Another possible scenario is if you sold your device to someone and forgot to reset it before shipping it. In this instance, a remote wipe lets you clear your data from the device without needing physical access.

Employee offboarding

Remote wiping is a reliable way of deleting company data from a former employee's device. In a standard offboarding process, the IT team triggers a full device wipe through the organization's device management platform on the day of departure.

However, in BYOD environments, there’s usually only an account-specific wipe to remove company-installed apps and data, leaving the employee's personal data untouched.

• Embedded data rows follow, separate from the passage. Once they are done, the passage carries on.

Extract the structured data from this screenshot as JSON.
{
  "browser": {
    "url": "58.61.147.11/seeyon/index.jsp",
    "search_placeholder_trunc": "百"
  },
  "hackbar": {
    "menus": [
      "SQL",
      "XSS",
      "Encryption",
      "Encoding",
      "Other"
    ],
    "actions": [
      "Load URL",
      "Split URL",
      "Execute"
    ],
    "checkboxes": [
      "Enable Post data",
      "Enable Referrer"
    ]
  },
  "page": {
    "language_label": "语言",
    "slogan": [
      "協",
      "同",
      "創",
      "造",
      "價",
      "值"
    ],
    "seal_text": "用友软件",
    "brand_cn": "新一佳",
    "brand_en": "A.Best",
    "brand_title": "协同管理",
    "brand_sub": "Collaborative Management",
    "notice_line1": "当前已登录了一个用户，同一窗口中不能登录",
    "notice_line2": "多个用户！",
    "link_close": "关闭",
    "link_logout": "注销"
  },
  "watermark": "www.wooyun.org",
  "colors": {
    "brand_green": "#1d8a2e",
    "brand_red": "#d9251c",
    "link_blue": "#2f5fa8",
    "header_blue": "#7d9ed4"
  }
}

Device reassignment within an organization

When a device moves from one employee to another, doing a remote wipe before reassignment removes all previous data and configurations, ensuring the new user doesn’t accidentally access information and accounts that the previous employee had access to.

Suspected compromise

For individuals, running a local factory reset or remote wipe can be worthwhile after seeing symptoms of a hacked screen or other signs of compromise. In organizations, if security monitoring flags unauthorized access, unusual account activity, or malware on a device, a remote wipe can contain the damage before the malicious actor is able to steal sensitive data.

End of device life

When a device is being decommissioned, recycled, or disposed of in an organization, a remote wipe ensures no sensitive data remains accessible on hardware you no longer control. For individuals, wiping a device before handing it off for recycling or trade-in is a simple and easy way to safeguard their personal data and identity.